Ce qui n’empêche pas de voir surgir « une démonstration presque parfaite » (j’en ai eu un rude désir de « la parfaire ») à propos d’ailleurs d’un problème où, des quatre démonstrations retenues, aucune n’est l’expression directe de l’essence même de la figure étudiée (une symétrie centrale).

Et, page 216, si le haut de la page veut, pour aider les élèves de façon « importante », « séparer la phase heuristique de la phase déductive », le bas explique que l’intersection des deux est sans doute bénéfique… [ce que je crois !].

Auparavant, la page 76 disait d’ailleurs que « résoudre et rédiger sont deux aspects complémentaires de l’activité mathématique » alors que, plus profondément, ils sont imbriqués avec un va-et-vient dialectique entre recherche et mise au clair, pour « convaincre » - souvent se convaincre – ou « éclairer », par texte, dessin ou schéma...

Ces dernières possibilités ne sont qu’évoquées : selon une conception qui ne fait pas l’unanimité, les auteurs distinguent « démonstration » (au sens restreint d’un texte régi par des codes) et « preuve ».

Treize pages concernent des logiciels : « Premier pas », Menthoniez, Chypre, Cabri-Euclide et surtout le rennais « Défi » conçu en 1988 par l’un des auteurs de la brochure.

L’ouvrage pousse à la conception « d’activités qui conduisent à un vrai débat autour du problème rencontré » et à des méthodes encore trop peu pratiquées comme les « narrations de recherche »… Mais les énoncés proposés ne sont-ils pas trop unilatéralement du style fermé « Démontrer que … » ?

J’ai noté quelques lapsus : « Willis » au lieu de « Wiles », « la suite des nombres premiers est limitée » …, pas beaucoup.

Je conclus, pour cette brochure, qu’elle me semble, par delà quelques regrets, devoir être recommandée pour sa pertinence d’ensemble et son panorama [les auteurs ont choisi la plupart de leurs exemples au niveau Collège, la brochure est donc d’accès facile].

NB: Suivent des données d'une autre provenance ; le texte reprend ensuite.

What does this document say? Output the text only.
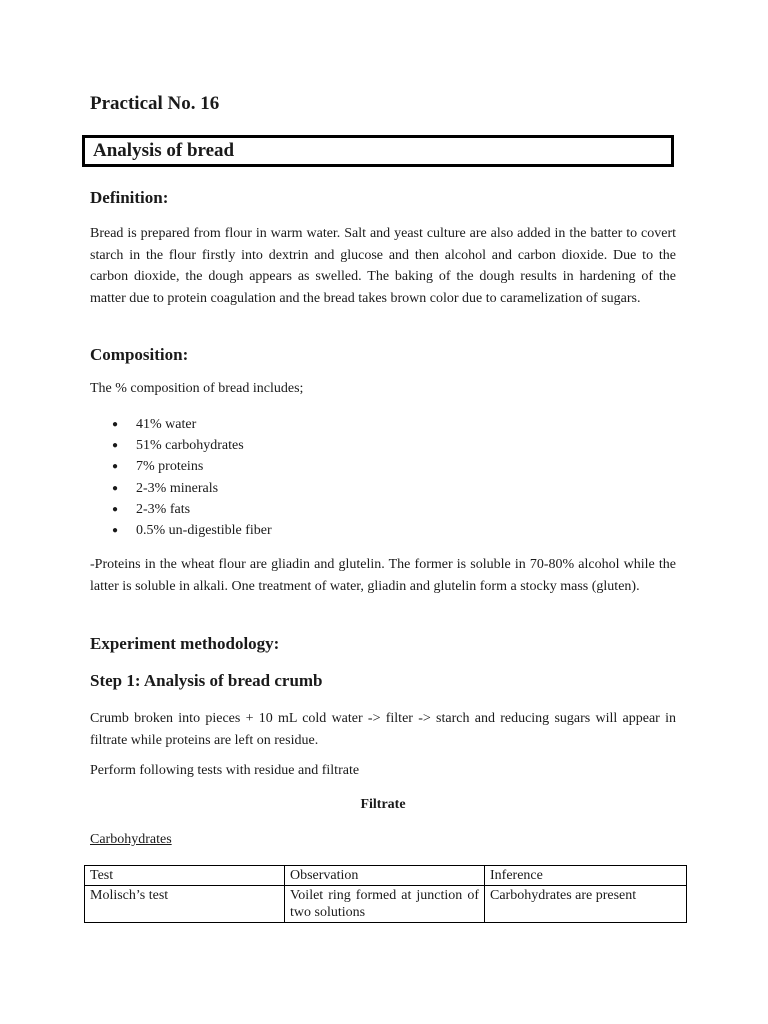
Practical No. 16
Analysis of bread
Definition:
Bread is prepared from flour in warm water. Salt and yeast culture are also added in the batter to covert starch in the flour firstly into dextrin and glucose and then alcohol and carbon dioxide. Due to the carbon dioxide, the dough appears as swelled. The baking of the dough results in hardening of the matter due to protein coagulation and the bread takes brown color due to caramelization of sugars.
Composition:
The % composition of bread includes;
● 41% water
● 51% carbohydrates
● 7% proteins
● 2-3% minerals
● 2-3% fats
● 0.5% un-digestible fiber
-Proteins in the wheat flour are gliadin and glutelin. The former is soluble in 70-80% alcohol while the latter is soluble in alkali. One treatment of water, gliadin and glutelin form a stocky mass (gluten).
Experiment methodology:
Step 1: Analysis of bread crumb
Crumb broken into pieces + 10 mL cold water -> filter -> starch and reducing sugars will appear in filtrate while proteins are left on residue.
Perform following tests with residue and filtrate
Filtrate
Carbohydrates
Test	Observation	Inference
Molisch’s test	Voilet ring formed at junction of two solutions	Carbohydrates are present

Mais je voudrais aussi insister sur une magistrale étude d’Évelyne Barbin, souvent citée dans l’ouvrage, parue dans le Bulletin APMEP n°366 de décembre 1988, sous le titre « La démonstration mathématique : significations épistémologiques et questions didactiques ». En voici quelques citations (en troisième lieu, sa conclusion) :

  • « La démonstration a connu historiquement plusieurs significations, et il est important que les enseignants sachent que la notion de démonstration n’est pas un absolu ».
  • « on peut être convaincu par une démonstration sans en saisir le sens, et ce tant que l’on ne l’aura pas produite soi-même ».
  • « Concernant l’apprentissage de la démonstration, la question posée à l’élève ne serait pas « comment démontres-tu ce résultat ? », mais « comment es-tu parvenu à cette démonstration ? »

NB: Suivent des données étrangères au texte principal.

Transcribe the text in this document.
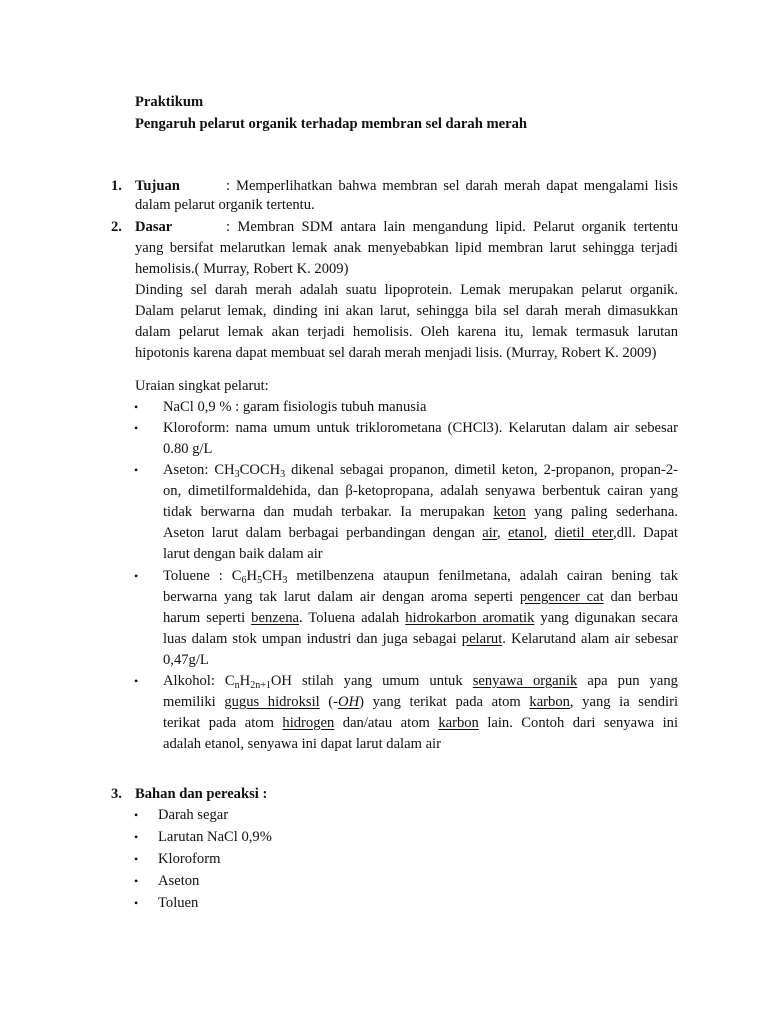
Praktikum
Pengaruh pelarut organik terhadap membran sel darah merah
1. Tujuan	: Memperlihatkan bahwa membran sel darah merah dapat mengalami lisis
dalam pelarut organik tertentu.
2. Dasar	: Membran SDM antara lain mengandung lipid. Pelarut organik tertentu
yang bersifat melarutkan lemak anak menyebabkan lipid membran larut sehingga terjadi
hemolisis.( Murray, Robert K. 2009)
Dinding sel darah merah adalah suatu lipoprotein. Lemak merupakan pelarut organik.
Dalam pelarut lemak, dinding ini akan larut, sehingga bila sel darah merah dimasukkan
dalam pelarut lemak akan terjadi hemolisis. Oleh karena itu, lemak termasuk larutan
hipotonis karena dapat membuat sel darah merah menjadi lisis. (Murray, Robert K. 2009)
Uraian singkat pelarut:
•	NaCl 0,9 % : garam fisiologis tubuh manusia
•	Kloroform: nama umum untuk triklorometana (CHCl3). Kelarutan dalam air sebesar
0.80 g/L
•	Aseton: $CH_3COCH_3$ dikenal sebagai propanon, dimetil keton, 2-propanon, propan-2-
on, dimetilformaldehida, dan β-ketopropana, adalah senyawa berbentuk cairan yang
tidak berwarna dan mudah terbakar. Ia merupakan keton yang paling sederhana.
Aseton larut dalam berbagai perbandingan dengan air, etanol, dietil eter,dll. Dapat
larut dengan baik dalam air
•	Toluene : $C_6H_5CH_3$ metilbenzena ataupun fenilmetana, adalah cairan bening tak
berwarna yang tak larut dalam air dengan aroma seperti pengencer cat dan berbau
harum seperti benzena. Toluena adalah hidrokarbon aromatik yang digunakan secara
luas dalam stok umpan industri dan juga sebagai pelarut. Kelarutand alam air sebesar
0,47g/L
•	Alkohol: $C_nH_{2n+1}OH$ stilah yang umum untuk senyawa organik apa pun yang
memiliki gugus hidroksil (-OH) yang terikat pada atom karbon, yang ia sendiri
terikat pada atom hidrogen dan/atau atom karbon lain. Contoh dari senyawa ini
adalah etanol, senyawa ini dapat larut dalam air
3. Bahan dan pereaksi :
•	Darah segar
•	Larutan NaCl 0,9%
•	Kloroform
•	Aseton
•	Toluen
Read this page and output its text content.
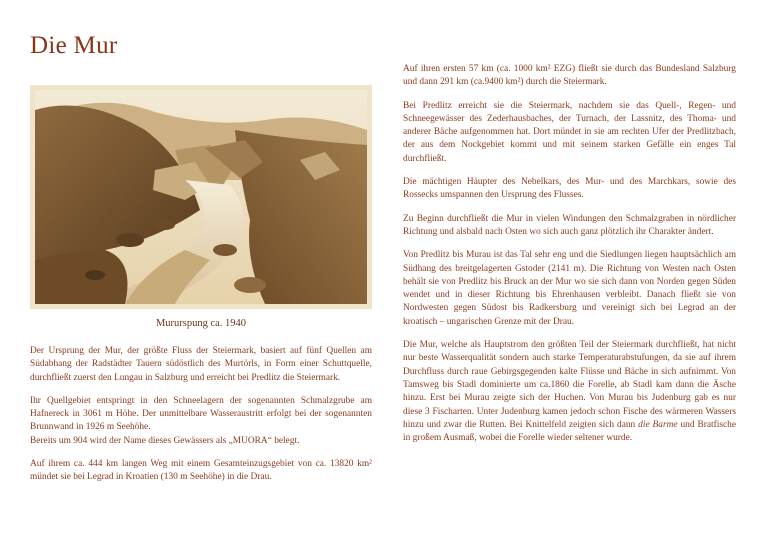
Die Mur
Mururspung ca. 1940

Der Ursprung der Mur, der größte Fluss der Steiermark, basiert auf fünf Quellen am Südabhang der Radstädter Tauern südöstlich des Murtörls, in Form einer Schuttquelle, durchfließt zuerst den Lungau in Salzburg und erreicht bei Predlitz die Steiermark.

Ihr Quellgebiet entspringt in den Schneelagern der sogenannten Schmalzgrube am Hafnereck in 3061 m Höhe. Der unmittelbare Wasseraustritt erfolgt bei der sogenannten Brunnwand in 1926 m Seehöhe.

Bereits um 904 wird der Name dieses Gewässers als „MUORA“ belegt.

Auf ihrem ca. 444 km langen Weg mit einem Gesamteinzugsgebiet von ca. 13820 km² mündet sie bei Legrad in Kroatien (130 m Seehöhe) in die Drau.

Auf ihren ersten 57 km (ca. 1000 km² EZG) fließt sie durch das Bundesland Salzburg und dann 291 km (ca.9400 km²) durch die Steiermark.

Bei Predlitz erreicht sie die Steiermark, nachdem sie das Quell-, Regen- und Schneegewässer des Zederhausbaches, der Turnach, der Lassnitz, des Thoma- und anderer Bäche aufgenommen hat. Dort mündet in sie am rechten Ufer der Predlitzbach, der aus dem Nockgebiet kommt und mit seinem starken Gefälle ein enges Tal durchfließt.

Die mächtigen Häupter des Nebelkars, des Mur- und des Marchkars, sowie des Rossecks umspannen den Ursprung des Flusses.

Zu Beginn durchfließt die Mur in vielen Windungen den Schmalzgraben in nördlicher Richtung und alsbald nach Osten wo sich auch ganz plötzlich ihr Charakter ändert.

Von Predlitz bis Murau ist das Tal sehr eng und die Siedlungen liegen hauptsächlich am Südhang des breitgelagerten Gstoder (2141 m). Die Richtung von Westen nach Osten behält sie von Predlitz bis Bruck an der Mur wo sie sich dann von Norden gegen Süden wendet und in dieser Richtung bis Ehrenhausen verbleibt. Danach fließt sie von Nordwesten gegen Südost bis Radkersburg und vereinigt sich bei Legrad an der kroatisch – ungarischen Grenze mit der Drau.

Die Mur, welche als Hauptstrom den größten Teil der Steiermark durchfließt, hat nicht nur beste Wasserqualität sondern auch starke Temperaturabstufungen, da sie auf ihrem Durchfluss durch raue Gebirgsgegenden kalte Flüsse und Bäche in sich aufnimmt. Von Tamsweg bis Stadl dominierte um ca.1860 die Forelle, ab Stadl kam dann die Äsche hinzu. Erst bei Murau zeigte sich der Huchen. Von Murau bis Judenburg gab es nur diese 3 Fischarten. Unter Judenburg kamen jedoch schon Fische des wärmeren Wassers hinzu und zwar die Rutten. Bei Knittelfeld zeigten sich dann die Barme und Bratfische in großem Ausmaß, wobei die Forelle wieder seltener wurde.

[N.D.L.R. : cela exclut les soi-disant « problèmes » en marches d’escalier directives…] ? Ce travail serait la première étape d’un travail d’explication des méthodes, puis de perfectionnement des méthodes de démonstration [à partir, éventuellement, de confrontations des méthodes produites par les élèves]. La méthodologie consiste en cette réflexion sur les méthodes. Étape par étape, on arriverait à une méthode subtile de démonstration qui est le raisonnement déductif. La construction de la rationalité de l’élève n’est-elle pas prioritaire dans l’enseignement des mathématiques ? ».

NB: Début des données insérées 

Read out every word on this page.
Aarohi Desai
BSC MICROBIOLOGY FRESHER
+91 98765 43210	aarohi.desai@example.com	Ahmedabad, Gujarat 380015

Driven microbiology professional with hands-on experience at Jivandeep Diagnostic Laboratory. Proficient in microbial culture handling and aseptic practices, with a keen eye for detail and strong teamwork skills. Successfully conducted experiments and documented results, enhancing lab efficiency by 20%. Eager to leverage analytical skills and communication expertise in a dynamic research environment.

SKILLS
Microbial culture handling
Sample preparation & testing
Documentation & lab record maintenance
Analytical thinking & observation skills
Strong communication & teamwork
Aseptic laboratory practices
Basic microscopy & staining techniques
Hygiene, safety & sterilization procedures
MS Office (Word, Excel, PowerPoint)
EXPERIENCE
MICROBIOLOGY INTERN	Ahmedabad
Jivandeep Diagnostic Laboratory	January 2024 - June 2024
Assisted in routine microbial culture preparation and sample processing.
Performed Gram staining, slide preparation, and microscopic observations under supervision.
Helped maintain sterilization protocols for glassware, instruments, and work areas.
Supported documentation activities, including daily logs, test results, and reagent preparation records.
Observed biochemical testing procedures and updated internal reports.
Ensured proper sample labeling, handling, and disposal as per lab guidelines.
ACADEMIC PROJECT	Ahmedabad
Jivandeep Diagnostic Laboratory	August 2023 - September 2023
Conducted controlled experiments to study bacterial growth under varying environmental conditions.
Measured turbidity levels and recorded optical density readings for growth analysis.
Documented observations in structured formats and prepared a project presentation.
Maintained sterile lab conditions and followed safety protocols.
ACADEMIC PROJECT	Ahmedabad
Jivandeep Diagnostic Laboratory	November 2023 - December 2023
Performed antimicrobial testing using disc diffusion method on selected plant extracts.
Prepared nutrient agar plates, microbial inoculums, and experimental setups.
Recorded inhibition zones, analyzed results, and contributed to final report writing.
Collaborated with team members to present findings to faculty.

Enfin, je rappelle deux articles récents du Bulletin APMEP n° 421 (mars-avril 1999), p. 167 à 188 :

  • Démonstration et argumentation, par Denise Haugazeau,
  • Démonstration automatique en géométrie : une approche par la géométrie analytique, par Jean Mainguené et Marie-Françoise Roy.

Le premier est une salutaire comparaison, le second est résolument novateur (méthode de Wu, …).